1. Untucking their shirts

America, tuck in your goddamn shirt! If you’re over 25 and let it fly, I automatically assume you cannot be trusted in any capacity. Untucked shirts are appropriate for the beach only.

2. Riding lawn mowers

Are you mowing a football field? No? Then stand the fuck up! Don’t you want a dutiful wife to bring you a cold, dewy glass of iced tea and a warm slice of her pussy? I had to combat occasional bee attacks, teenage sloth, and a harrowing vertical section of the lawn, but I got it done every summer on my own two feet. Get off of your ass and push that infernal thing yourself.

3. Wearing giant headphones

I once very briefly had a pair of gigantic video-game headphones until I realized I looked like an astronaut whose sole mission was to not get pussy. I used to hate 49ers quarterback Colin Kaepernick simply because his eyes are too close together, but seeing him look like a little kid with his dumb flat-brimmed hat and huge, goofy headphones provided me with freshly unearthed coal-fired hatred.
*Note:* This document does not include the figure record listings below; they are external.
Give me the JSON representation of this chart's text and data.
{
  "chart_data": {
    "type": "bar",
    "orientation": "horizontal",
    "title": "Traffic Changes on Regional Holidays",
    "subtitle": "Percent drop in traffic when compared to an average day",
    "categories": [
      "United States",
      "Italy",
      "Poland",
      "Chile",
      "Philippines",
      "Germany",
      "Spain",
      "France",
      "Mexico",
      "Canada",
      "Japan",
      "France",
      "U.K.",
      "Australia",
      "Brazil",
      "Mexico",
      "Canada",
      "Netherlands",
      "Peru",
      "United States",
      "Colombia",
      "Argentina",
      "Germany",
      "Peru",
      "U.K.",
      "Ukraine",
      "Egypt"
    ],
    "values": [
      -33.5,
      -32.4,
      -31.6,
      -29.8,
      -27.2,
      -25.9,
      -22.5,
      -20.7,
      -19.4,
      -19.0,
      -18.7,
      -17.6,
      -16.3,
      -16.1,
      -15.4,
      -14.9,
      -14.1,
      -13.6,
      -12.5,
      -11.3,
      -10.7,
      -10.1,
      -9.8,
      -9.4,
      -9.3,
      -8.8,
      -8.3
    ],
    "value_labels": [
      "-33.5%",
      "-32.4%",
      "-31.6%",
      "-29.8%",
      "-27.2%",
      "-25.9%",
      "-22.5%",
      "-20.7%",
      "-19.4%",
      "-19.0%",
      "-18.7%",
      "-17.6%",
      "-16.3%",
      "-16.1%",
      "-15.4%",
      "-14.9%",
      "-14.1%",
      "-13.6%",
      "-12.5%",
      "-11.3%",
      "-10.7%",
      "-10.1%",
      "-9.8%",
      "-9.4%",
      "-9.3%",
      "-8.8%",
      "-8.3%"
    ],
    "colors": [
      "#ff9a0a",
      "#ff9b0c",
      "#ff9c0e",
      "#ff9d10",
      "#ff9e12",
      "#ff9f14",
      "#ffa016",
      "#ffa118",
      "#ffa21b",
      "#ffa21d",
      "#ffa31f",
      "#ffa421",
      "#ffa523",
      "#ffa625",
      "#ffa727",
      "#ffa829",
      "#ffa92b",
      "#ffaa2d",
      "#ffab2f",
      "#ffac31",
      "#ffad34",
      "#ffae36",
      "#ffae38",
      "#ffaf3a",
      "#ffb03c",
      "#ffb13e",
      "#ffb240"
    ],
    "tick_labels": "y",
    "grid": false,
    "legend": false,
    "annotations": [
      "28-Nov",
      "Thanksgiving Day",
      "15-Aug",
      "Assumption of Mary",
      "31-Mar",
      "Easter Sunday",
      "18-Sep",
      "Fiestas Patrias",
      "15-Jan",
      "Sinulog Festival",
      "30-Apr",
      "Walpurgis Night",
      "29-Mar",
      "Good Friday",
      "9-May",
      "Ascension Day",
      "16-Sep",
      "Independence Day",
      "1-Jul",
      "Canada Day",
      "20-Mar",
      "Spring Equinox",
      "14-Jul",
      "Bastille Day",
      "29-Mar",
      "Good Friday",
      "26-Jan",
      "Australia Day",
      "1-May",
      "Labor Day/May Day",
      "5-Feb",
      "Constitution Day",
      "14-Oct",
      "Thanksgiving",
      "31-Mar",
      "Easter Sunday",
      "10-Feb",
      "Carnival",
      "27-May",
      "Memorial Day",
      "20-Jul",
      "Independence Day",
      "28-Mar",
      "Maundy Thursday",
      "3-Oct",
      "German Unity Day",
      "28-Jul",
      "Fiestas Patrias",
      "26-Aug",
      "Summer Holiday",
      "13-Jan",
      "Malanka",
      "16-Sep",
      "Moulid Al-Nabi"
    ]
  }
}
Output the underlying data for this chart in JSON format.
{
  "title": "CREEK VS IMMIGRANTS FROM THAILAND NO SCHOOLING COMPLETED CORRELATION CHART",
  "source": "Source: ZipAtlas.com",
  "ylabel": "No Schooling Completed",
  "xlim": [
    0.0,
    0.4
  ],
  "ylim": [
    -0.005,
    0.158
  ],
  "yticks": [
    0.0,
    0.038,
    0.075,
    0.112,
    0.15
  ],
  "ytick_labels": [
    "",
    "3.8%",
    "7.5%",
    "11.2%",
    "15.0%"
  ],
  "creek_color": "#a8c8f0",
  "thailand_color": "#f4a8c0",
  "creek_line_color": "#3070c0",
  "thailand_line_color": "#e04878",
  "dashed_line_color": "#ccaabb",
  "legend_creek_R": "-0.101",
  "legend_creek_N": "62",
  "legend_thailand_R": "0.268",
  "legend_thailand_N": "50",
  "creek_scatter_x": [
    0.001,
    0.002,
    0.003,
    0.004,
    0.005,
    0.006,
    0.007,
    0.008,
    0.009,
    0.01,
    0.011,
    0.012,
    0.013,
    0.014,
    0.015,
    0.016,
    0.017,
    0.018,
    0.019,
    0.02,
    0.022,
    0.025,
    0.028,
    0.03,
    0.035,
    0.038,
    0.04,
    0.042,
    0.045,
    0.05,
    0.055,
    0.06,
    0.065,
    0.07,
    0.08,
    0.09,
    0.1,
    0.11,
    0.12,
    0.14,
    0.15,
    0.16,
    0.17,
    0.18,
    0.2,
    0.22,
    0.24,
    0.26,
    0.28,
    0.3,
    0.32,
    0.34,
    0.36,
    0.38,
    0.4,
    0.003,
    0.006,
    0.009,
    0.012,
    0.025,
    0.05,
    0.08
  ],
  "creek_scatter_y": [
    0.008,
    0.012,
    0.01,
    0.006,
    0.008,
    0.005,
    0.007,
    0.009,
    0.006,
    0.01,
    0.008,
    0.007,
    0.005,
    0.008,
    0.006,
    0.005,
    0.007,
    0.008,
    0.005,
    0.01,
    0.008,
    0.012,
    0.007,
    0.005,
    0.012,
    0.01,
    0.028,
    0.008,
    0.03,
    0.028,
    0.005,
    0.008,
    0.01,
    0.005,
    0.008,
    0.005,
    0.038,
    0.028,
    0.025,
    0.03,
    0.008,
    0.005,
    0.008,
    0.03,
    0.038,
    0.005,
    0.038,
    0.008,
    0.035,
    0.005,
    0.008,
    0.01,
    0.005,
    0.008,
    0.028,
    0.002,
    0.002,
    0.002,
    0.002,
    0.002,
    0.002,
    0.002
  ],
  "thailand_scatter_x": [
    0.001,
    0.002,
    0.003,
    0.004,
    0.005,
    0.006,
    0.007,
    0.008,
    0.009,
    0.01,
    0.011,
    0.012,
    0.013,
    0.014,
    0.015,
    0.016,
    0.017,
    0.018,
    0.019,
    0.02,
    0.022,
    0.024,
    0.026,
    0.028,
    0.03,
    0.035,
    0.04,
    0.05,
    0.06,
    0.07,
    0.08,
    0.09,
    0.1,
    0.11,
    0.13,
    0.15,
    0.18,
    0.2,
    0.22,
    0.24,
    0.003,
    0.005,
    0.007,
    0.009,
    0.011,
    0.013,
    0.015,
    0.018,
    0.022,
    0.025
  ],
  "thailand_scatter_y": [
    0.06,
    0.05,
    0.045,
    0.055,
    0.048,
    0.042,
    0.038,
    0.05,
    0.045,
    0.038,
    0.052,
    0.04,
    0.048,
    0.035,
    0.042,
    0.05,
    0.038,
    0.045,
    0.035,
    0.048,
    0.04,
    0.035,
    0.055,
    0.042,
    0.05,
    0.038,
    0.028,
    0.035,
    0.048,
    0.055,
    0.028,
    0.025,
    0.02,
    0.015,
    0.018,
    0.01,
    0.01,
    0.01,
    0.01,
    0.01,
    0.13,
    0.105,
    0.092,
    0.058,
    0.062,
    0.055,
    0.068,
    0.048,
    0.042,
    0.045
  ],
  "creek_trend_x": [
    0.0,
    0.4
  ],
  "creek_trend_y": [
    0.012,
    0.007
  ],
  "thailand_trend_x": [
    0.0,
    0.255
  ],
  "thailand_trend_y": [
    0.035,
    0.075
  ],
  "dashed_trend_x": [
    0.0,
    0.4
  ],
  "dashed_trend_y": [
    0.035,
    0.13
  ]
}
These are only appropriate for listening to classical music at home, smoldering in solitude with the blinds drawn.

4. Wearing knee-high socks

I can’t wrap my head around the purpose of these things outside of an apocalyptic blizzard. If you’re wearing shorts, I assume it’s because of the rising mercury, so why subtract some clothing only to replace it with other clothing? It’s cartoonish-looking—like if I ran up to you and pulled at the bottom of your shorts they would magically stretch down along with your socks. Up and down, up and down to the sounds of a slide whistle.

5. Smoking weed

This is another thing every guy should stop doing after 25 (though according to recent studies, you shouldn’t start until after 25). Weed makes you feel and look like a nervous robot trying to fool everyone into thinking it’s human. It gums up your brain at precisely the time you need to be using it the most. Save it for parties and existential walks through the woods. Come to think of it, forget everything I just said. You guys are making it way too easy for me out there.